"In Reality, It's Actually Worse": Defending 'Elite Squad'

Posted by Leonard Pierce

When José Padilha made Bus 174, he was praised by many critics as having created a documentary that treated the poverty, addiction, desperation and corruption in Brazil's favela slums with exceptional sensitivity and care.  Now, a few years later, after his film Elite Squad (a narrative film that was originally meant to be a documentary) has become the most expensive -- and most profitable -- film in Brazilian cinema history, a lot of the same critics are calling him a quasi-fascist.

What happened?

In a revealing interview with the Guardian, Padilha -- alternating between defensive hostility and sincere pleading -- makes the case that whatever people think of Elite Squad, it does nothing but portray the everyday reality he set out to film.  The story of Bope, a police special forces unit that goes after Brazilian drug dealers and street gangs with the same murderous brutality with which the gangs go after each other, is so naked and unrelenting in its portrayal of the deadliest police killers since Cobra that it's easy to imagine the director meant it as an ode to oppression.  And his star, Wagner Moura, is so charismatic it's hard not to read his bloodthirsty, enthusiastically torturing Captain Nasciemento as a hero.

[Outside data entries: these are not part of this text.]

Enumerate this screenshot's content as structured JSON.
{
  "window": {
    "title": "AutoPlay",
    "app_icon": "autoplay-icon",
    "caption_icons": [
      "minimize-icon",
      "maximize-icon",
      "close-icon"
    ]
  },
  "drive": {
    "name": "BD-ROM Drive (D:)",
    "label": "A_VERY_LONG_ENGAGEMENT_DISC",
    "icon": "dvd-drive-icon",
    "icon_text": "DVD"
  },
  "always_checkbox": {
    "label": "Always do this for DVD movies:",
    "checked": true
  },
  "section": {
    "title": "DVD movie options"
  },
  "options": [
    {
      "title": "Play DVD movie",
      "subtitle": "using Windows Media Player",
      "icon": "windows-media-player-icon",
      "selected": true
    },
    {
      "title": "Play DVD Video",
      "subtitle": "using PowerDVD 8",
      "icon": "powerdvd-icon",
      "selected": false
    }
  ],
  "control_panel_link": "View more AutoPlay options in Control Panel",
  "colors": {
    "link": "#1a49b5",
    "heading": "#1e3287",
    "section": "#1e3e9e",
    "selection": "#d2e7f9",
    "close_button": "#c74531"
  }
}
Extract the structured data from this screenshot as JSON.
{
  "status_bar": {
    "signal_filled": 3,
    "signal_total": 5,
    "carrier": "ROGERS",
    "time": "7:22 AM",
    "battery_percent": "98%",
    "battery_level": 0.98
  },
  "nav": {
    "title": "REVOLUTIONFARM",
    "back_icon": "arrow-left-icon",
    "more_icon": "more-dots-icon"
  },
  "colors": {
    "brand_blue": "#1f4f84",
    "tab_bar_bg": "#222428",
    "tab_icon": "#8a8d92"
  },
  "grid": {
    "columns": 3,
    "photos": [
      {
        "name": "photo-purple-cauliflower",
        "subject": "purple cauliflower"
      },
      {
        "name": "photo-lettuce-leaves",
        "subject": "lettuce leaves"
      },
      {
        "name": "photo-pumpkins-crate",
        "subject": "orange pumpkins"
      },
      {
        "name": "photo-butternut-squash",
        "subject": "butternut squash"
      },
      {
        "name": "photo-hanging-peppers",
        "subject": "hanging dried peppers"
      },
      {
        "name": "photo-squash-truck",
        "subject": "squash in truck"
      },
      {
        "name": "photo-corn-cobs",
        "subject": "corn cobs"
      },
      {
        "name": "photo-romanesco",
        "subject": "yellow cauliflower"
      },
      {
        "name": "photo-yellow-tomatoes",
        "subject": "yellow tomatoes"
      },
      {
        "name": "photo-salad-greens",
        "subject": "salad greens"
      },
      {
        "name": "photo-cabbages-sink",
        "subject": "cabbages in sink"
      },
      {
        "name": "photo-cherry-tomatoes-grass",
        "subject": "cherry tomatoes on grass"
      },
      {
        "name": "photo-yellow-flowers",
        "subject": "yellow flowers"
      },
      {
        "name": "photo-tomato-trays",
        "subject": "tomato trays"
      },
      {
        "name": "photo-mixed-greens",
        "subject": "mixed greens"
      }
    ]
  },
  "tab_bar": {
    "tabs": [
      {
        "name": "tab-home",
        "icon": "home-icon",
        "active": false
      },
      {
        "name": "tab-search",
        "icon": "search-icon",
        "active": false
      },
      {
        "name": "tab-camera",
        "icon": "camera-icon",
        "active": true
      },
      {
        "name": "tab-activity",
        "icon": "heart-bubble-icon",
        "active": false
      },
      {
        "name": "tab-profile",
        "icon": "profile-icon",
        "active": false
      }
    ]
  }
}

But that's too shallow a read, according to the filmmaker.  He insists he set out to make nothing more than a documentary (though the relentless voice-overs don't do much to banish a partisan mood), and if people respond to the brutality of the film, they're responding to the brutality of a system they helped create.  While some of his defenses ring a bit hollow (such as his Nixonian claim that critics who attack his film are dope-addled intellectuals unaware that they're part of the problem) and his omission of the fact that Bope has been implicated in the murder of impoverished favela residents not involved in the drug trade is rather damning, he does make good points about how Nasciemento's popularity is understandable in a country that has done little to make its citizens feel safe, and some of his depictions of institutional dysfunction echo those of The Wire, a show few would attack as fascist.

Whatever one's read on the film's politics, it's extremely telling that, whie Padilha condems people who rail against the system while continuing to feed it, he admits that in order to facilitate filming in the favelas, he paid two sets of bribes:  one to the neighborhood gangs not to attack him or his crew, and one to the neighborhood cops not to disrupt filming.